Pharmacokinetics and Pharmacodynamics

CDR reviewed and summarized the pharmacokinetic and pharmacodynamic properties of the following somatropin products: Genotropin, Omnitrope, Humatrope, Nutropin, Saizen, and Norditropin. The information was obtained from the Canadian product monographs. The pharmacokinetic properties of the different somatropin products appear to be similar. The pharmacodynamic properties of Genotropin appear to be similar to Omnitrope; however, there is limited information on the pharmacodynamic properties of the other somatropin products available in Canada.

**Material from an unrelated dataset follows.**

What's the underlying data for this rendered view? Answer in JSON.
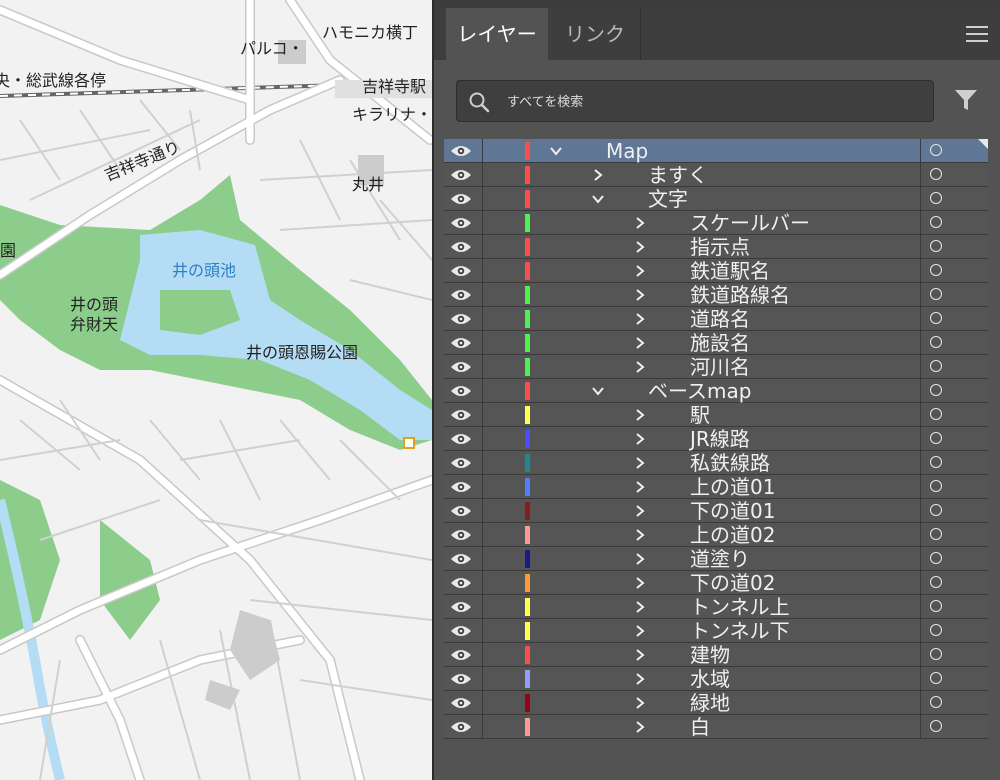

Cost and Cost-Effectiveness

The manufacturer submitted a cost-minimization analysis, considering only drug acquisition costs, comparing Genotropin with the other somatropin products available in Canada for the treatment of GHD in adults (i.e., Humatrope, Saizen, Nutropin, and Omnitrope). The manufacturer assumed similar clinical effectiveness with Genotropin compared with other somatropin products for the treatment of adults with GHD. This assumption was based on the results of one RCT comparing Genotropin with Omnitrope for the treatment of GHD in children.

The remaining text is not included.